Escenas casi idénticas tuvieron lugar, a poco, en el monasterio de la Encarnación. La madre Nieves y la madre Cuevas se disputaban el cetro abacial. Si los frailes se habían tirado los trastos a la cabeza, las aristocráticas canonesas no anduvieron mezquinas en araños. En la calle, el pueblo se arremolinaba, y las mulatas del convento, que podían no tener voto, pero que probaban tener voz, se desgañitaban desde la portería, gritando según sus afecciones: «¡Víctor la madre Cuevas!» o «¡Víctor la madre Nieves!». Este barrullópolis reclamaba bando. Era imposible pasarse sin él. Repitiéndose el bochinche, entró tropa en el convento, y la madre Nieves y sus principales secuaces fueron trasladadas a otros monasterios. Esto se llama cortar por lo sano y ahogar en germen la guerra civil.






II

¿Quieres, lector, más bandos? Serás complacido.

La simonía y todo género de excesos eran impunemente cometidos por el clero. El relajamiento de costumbres era tal, que bastara a pintarlo esta sencilla respuesta de un indio a quien la autoridad quería obligar a no vivir en mancebía, sino bajo la férrea coyunda matrimonial. «Taita -contestó el infeliz-, amancebamiento no puede ser malo, porque corregidor tiene manceba, alcabalero tiene manceba y cura tiene también manceba».

Castelfuerte publicó un bando previniendo a los corregidores que le informasen circunstanciadamente sobre la conducta de los curas.

imagen

Los obispos de Cuzco y de Guamanga quisieron agarrar la luna con las manos, y excitaron a los feligreses a desobedecer todo mandato del hereje que se entrometía con la gente de iglesia. ¿Qué podía hacer su excelencia con tan empingorotados señores? ¡Ahí es nada! Les suspendió las temporalidades, y mientras fue y vino la apelación a España, se dio tales trazas que el bando produjo sus efectos. ¡Quien manda, manda!

El tribunal de la fe no podía tolerar la ingerencia del poder civil en los asuntos eclesiásticos, y un día se les subió la mostaza a las narices a los inquisidores.
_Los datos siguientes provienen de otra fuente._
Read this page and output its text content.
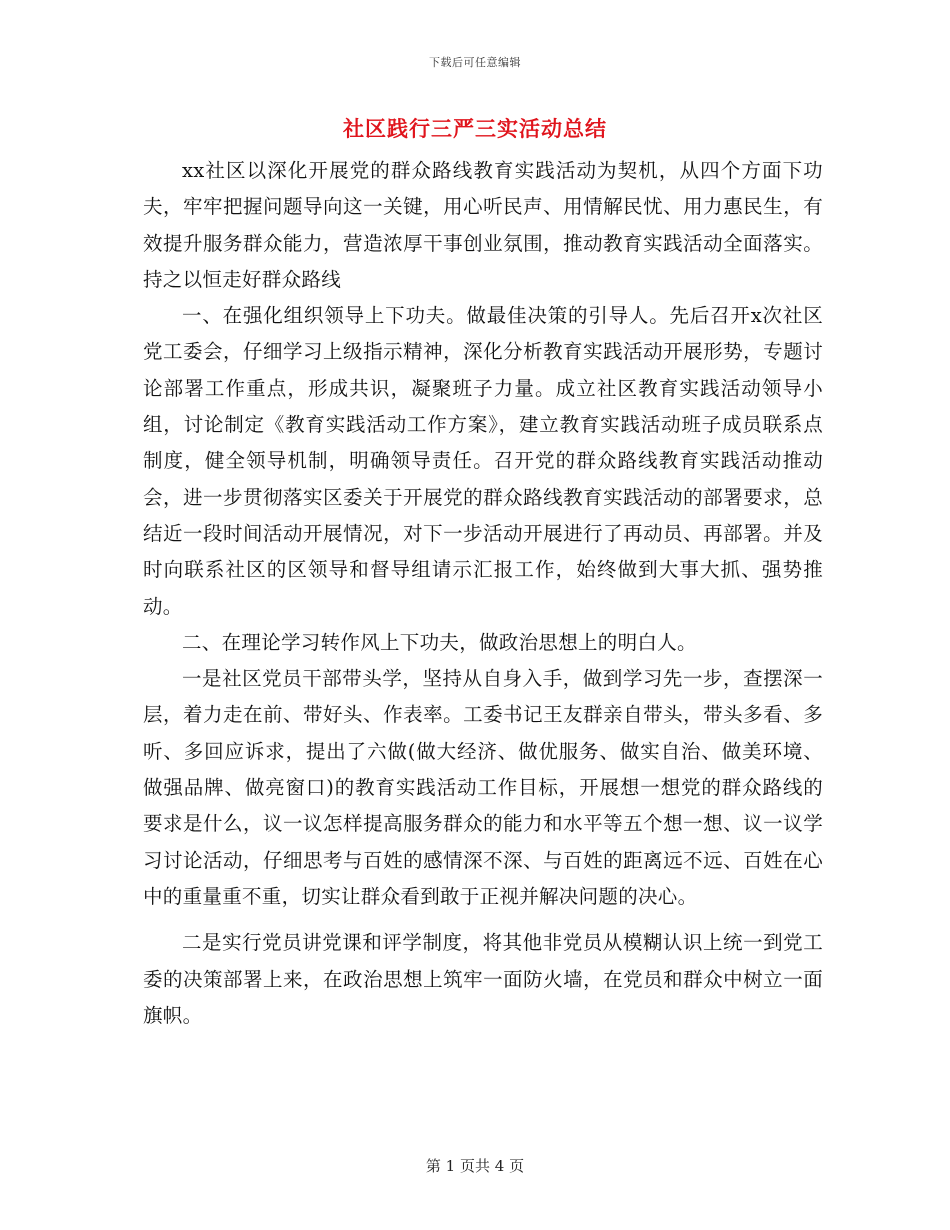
下载后可任意编辑
社区践行三严三实活动总结

xx社区以深化开展党的群众路线教育实践活动为契机，从四个方面下功夫，牢牢把握问题导向这一关键，用心听民声、用情解民忧、用力惠民生，有效提升服务群众能力，营造浓厚干事创业氛围，推动教育实践活动全面落实。持之以恒走好群众路线

一、在强化组织领导上下功夫。做最佳决策的引导人。先后召开x次社区党工委会，仔细学习上级指示精神，深化分析教育实践活动开展形势，专题讨论部署工作重点，形成共识，凝聚班子力量。成立社区教育实践活动领导小组，讨论制定《教育实践活动工作方案》，建立教育实践活动班子成员联系点制度，健全领导机制，明确领导责任。召开党的群众路线教育实践活动推动会，进一步贯彻落实区委关于开展党的群众路线教育实践活动的部署要求，总结近一段时间活动开展情况，对下一步活动开展进行了再动员、再部署。并及时向联系社区的区领导和督导组请示汇报工作，始终做到大事大抓、强势推动。

二、在理论学习转作风上下功夫，做政治思想上的明白人。

一是社区党员干部带头学，坚持从自身入手，做到学习先一步，查摆深一层，着力走在前、带好头、作表率。工委书记王友群亲自带头，带头多看、多听、多回应诉求，提出了六做(做大经济、做优服务、做实自治、做美环境、做强品牌、做亮窗口)的教育实践活动工作目标，开展想一想党的群众路线的要求是什么，议一议怎样提高服务群众的能力和水平等五个想一想、议一议学习讨论活动，仔细思考与百姓的感情深不深、与百姓的距离远不远、百姓在心中的重量重不重，切实让群众看到敢于正视并解决问题的决心。

二是实行党员讲党课和评学制度，将其他非党员从模糊认识上统一到党工委的决策部署上来，在政治思想上筑牢一面防火墙，在党员和群众中树立一面旗帜。

第 1 页共 4 页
Ya en 1659 el virrey D. Luis Enrique de Guzmán, conde de Alba de Listo y de Villaflor, ex virrey de México y el primer grande de España que vino al Perú, había sido procesado por tener en su biblioteca tres o cuatro libros prohibidos y negarse a poner a disposición del Santo Oficio a su médico Carlos Wandier, sospechoso de luteranismo. Al virrey, conde de Alba de Liste, se le dio un bledo del proceso inquisitorial, y apoyándose en sus fueros de grande de España y en sus prerrogativas como representante de Felipe IV, se negó a comparecer ante sus jueces. El rey, al que enviaron una queja los inquisidores, dio al asunto un sesgo prudente, reemplazando a Enrique de Guzmán, en 1661, con el conde de Santisteban.

Citado el de Castelfuerte ante la Inquisición, no vaciló en comparecer. Colocó su reloj sobre la mesa del tribunal, previniendo que sólo podía disponer de una hora y que, si ésta transcurría, dos piezas de artillería quedaban en la calle para bombardear el edificio. Los inquisidores conocían al hombre y sabían que era capaz de armar una de zambomba y degollina. Después de fútiles explicaciones, se apresuraron a despedirlo acompañándolo cortésmente hasta la puerta.
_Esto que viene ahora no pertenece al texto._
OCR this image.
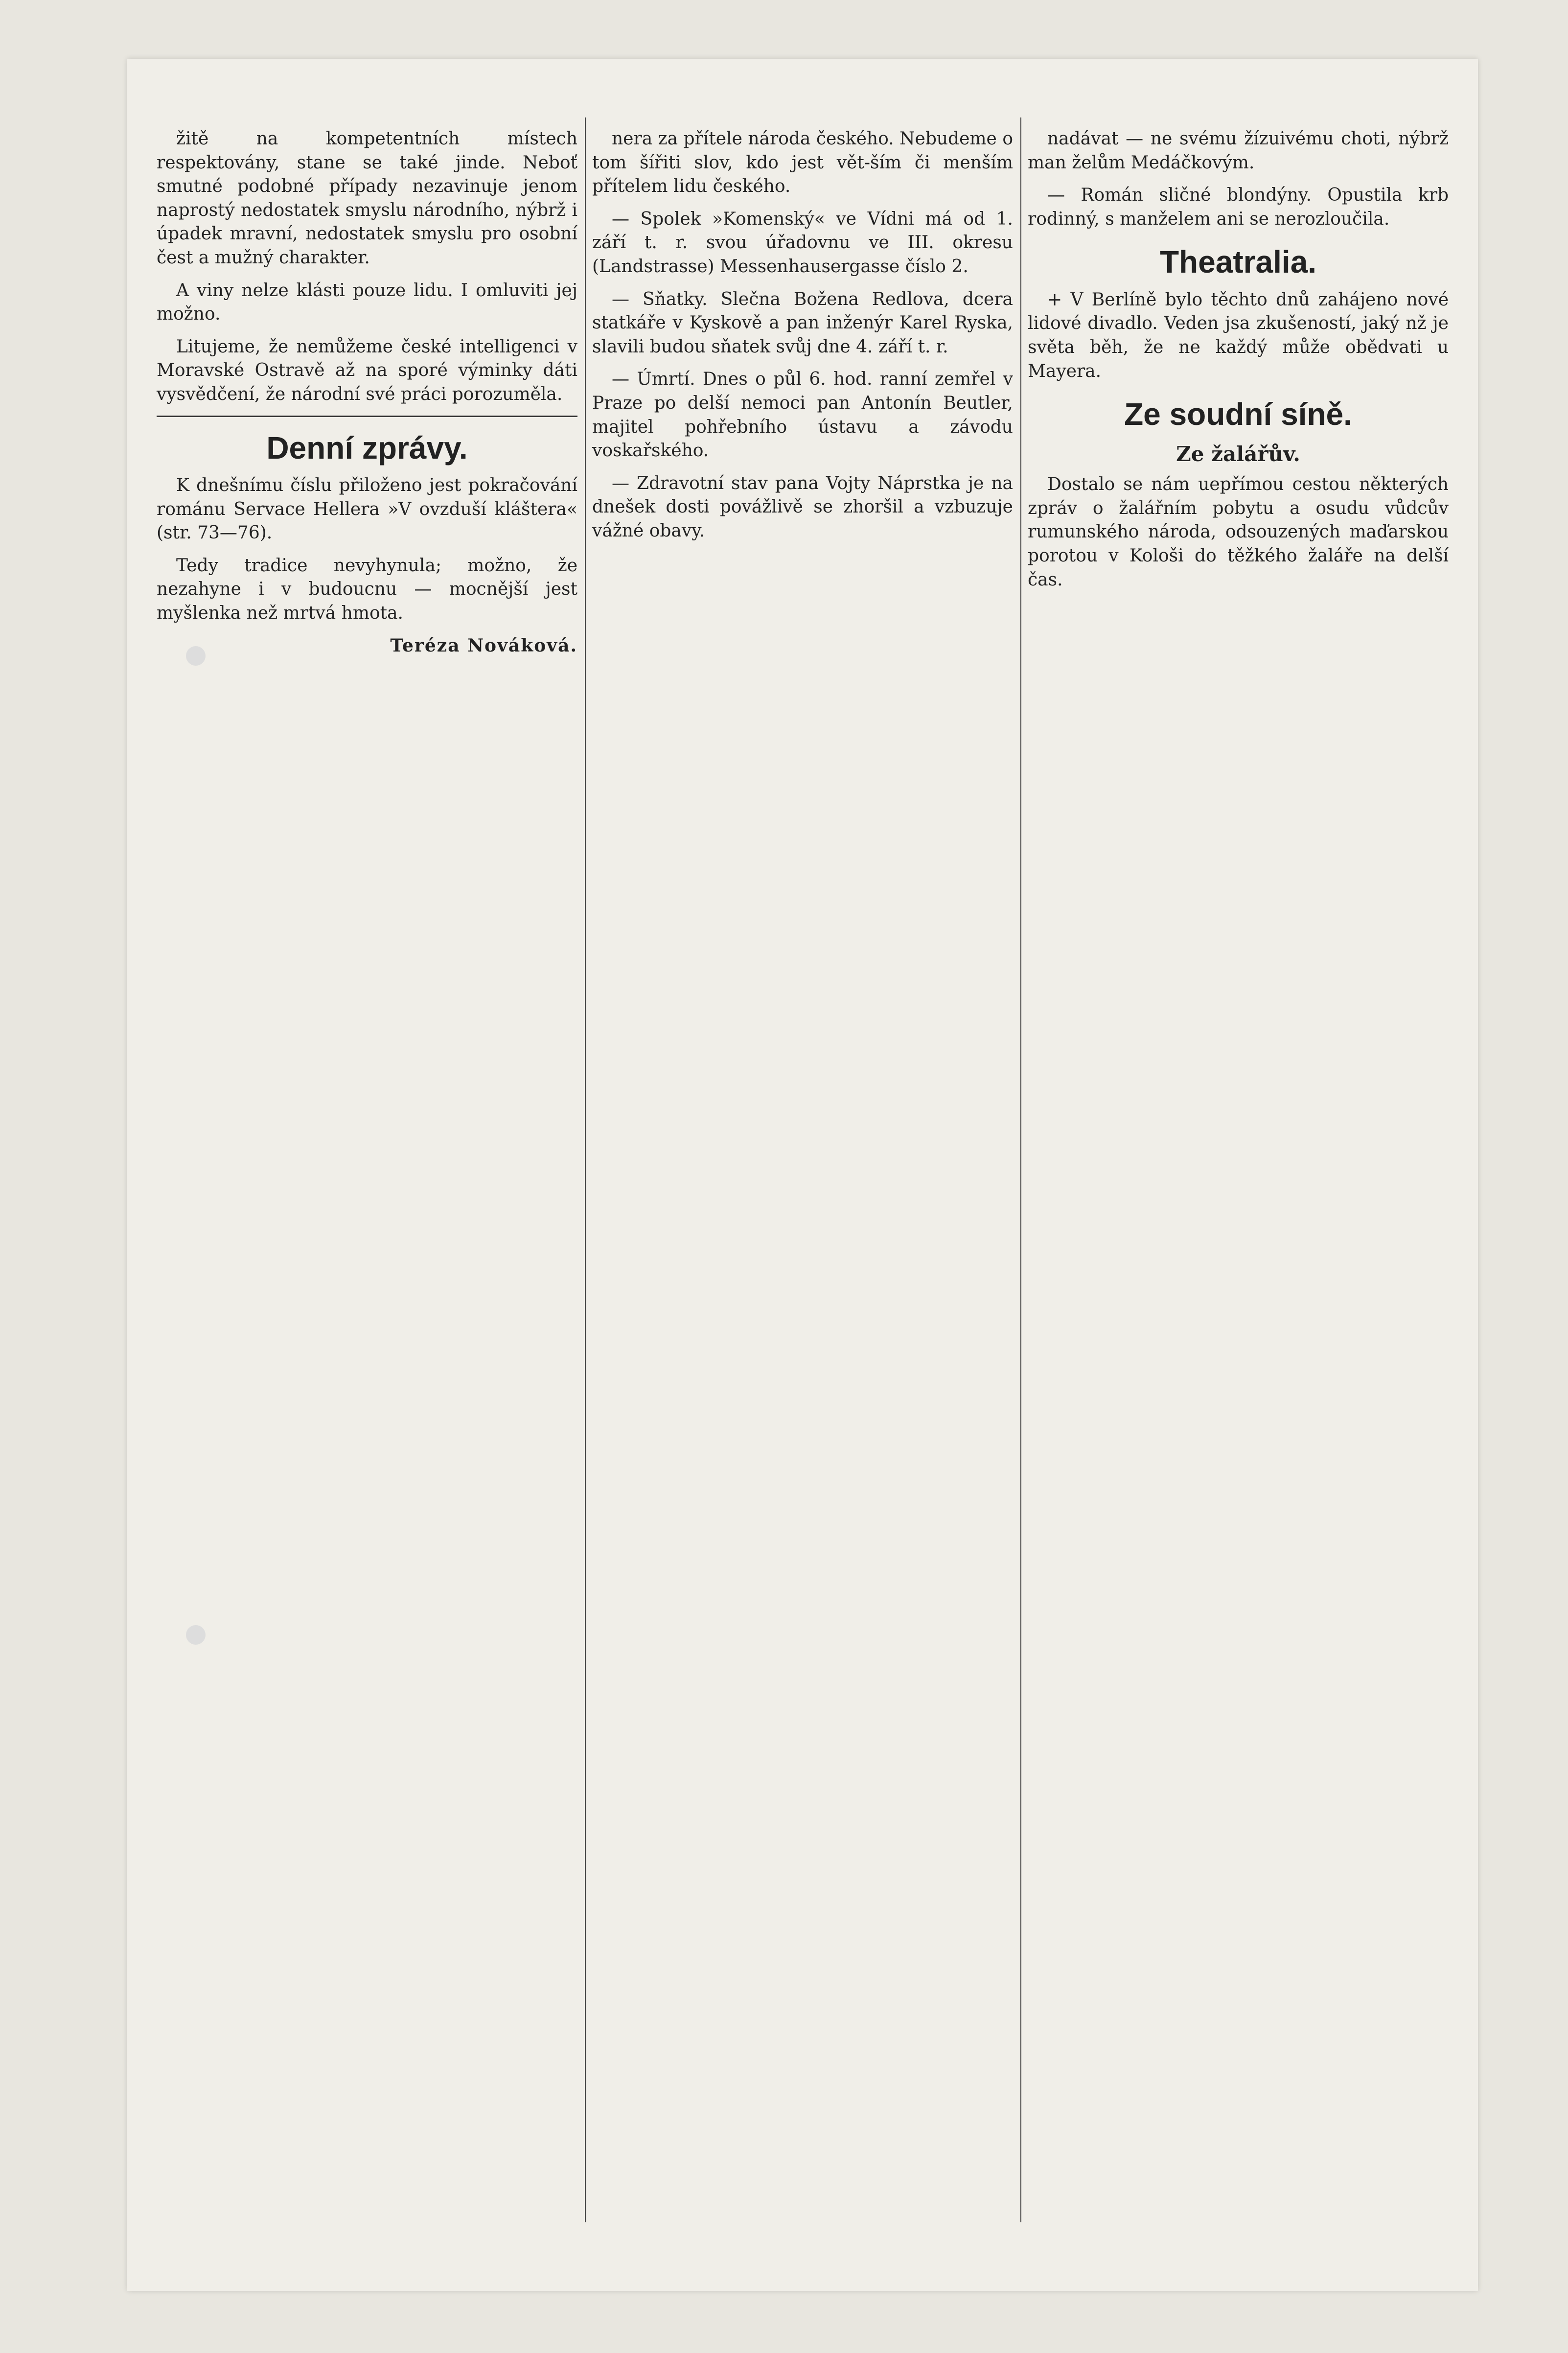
žitě na kompetentních místech respektovány, stane se také jinde. Neboť smutné podobné případy nezavinuje jenom naprostý nedostatek smyslu národního, nýbrž i úpadek mravní, nedostatek smyslu pro osobní čest a mužný charakter.

A viny nelze klásti pouze lidu. I omluviti jej možno.

Litujeme, že nemůžeme české intelligenci v Moravské Ostravě až na sporé výminky dáti vysvědčení, že národní své práci porozuměla.

Denní zprávy.

K dnešnímu číslu přiloženo jest pokračování románu Servace Hellera »V ovzduší kláštera« (str. 73—76).

Tedy tradice nevyhynula; možno, že nezahyne i v budoucnu — mocnější jest myšlenka než mrtvá hmota.

Teréza Nováková.

nera za přítele národa českého. Nebudeme o tom šířiti slov, kdo jest vět-ším či menším přítelem lidu českého.

— Spolek »Komenský« ve Vídni má od 1. září t. r. svou úřadovnu ve III. okresu (Landstrasse) Messenhausergasse číslo 2.

— Sňatky. Slečna Božena Redlova, dcera statkáře v Kyskově a pan inženýr Karel Ryska, slavili budou sňatek svůj dne 4. září t. r.

— Úmrtí. Dnes o půl 6. hod. ranní zemřel v Praze po delší nemoci pan Antonín Beutler, majitel pohřebního ústavu a závodu voskařského.

— Zdravotní stav pana Vojty Náprstka je na dnešek dosti povážlivě se zhoršil a vzbuzuje vážné obavy.

nadávat — ne svému žízuivému choti, nýbrž man želům Medáčkovým.

— Román sličné blondýny. Opustila krb rodinný, s manželem ani se nerozloučila.

Theatralia.

+ V Berlíně bylo těchto dnů zahájeno nové lidové divadlo. Veden jsa zkušeností, jaký nž je světa běh, že ne každý může obědvati u Mayera.

Ze soudní síně.
Ze žalářův.

Dostalo se nám uepřímou cestou některých zpráv o žalářním pobytu a osudu vůdcův rumunského národa, odsouzených maďarskou porotou v Kološi do těžkého žaláře na delší čas.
Convengamos en que D. Juan de Armendaris era todo un hombre, superior a su siglo y con más hígados que un frasco de bacalao.

Bandos contra las mujeres que, llamándose honestas, se presentan en público luciendo cosas que no siempre son para lucidas; bandos contra los ermitaños de Baco; bandos contra el libertinaje de las costumbres; bandos sobre el salario; bandos sobre los monederos falsos; bandos enumerando los festejos con que debía celebrarse la canonización de San Francisco Solano, y tanta era su fiebre de promulgar bandos que, como hemos dicho, el pueblo limeño lo llamaba Pepe Bandos.

El platero Alejo Calatayud promovió en Cochabamba una sedición que ocasionó no pocas víctimas y que pudo convertirse en una guerra de razas. Al recibirse la noticia en Lima, llegó a manos del virrey, entre otros, un pliego anónimo conteniendo una relación de los sucesos y esta redondilla:


«Pepe Bandos, ahí te mando
nuevas de Calatayud,
por si tienes la virtud
de librarte con un bando».

Esta fue la única vez en que el marqués de Castelfuerte, haciendo caso omiso de bandos, dictó órdenes muy en secreto a las autoridades del Cuzco y de la Paz, y alcanzó a debelar la rebelión, entregando a la horca las cabezas de Calatayud y de más de cincuenta de sus compañeros.

En 1736, después de doce años de gobierno, regresó a España el marqués de Castelfuerte. Cuentan que, al leer la redondilla, dijo su excelencia: «¿Esas tenemos, señores cochabambinos? ¡A mí coplillas de ciego! Vamos a ver si, en vez de Pepe Bandos, me llaman ustedes Pepe Cuerdas».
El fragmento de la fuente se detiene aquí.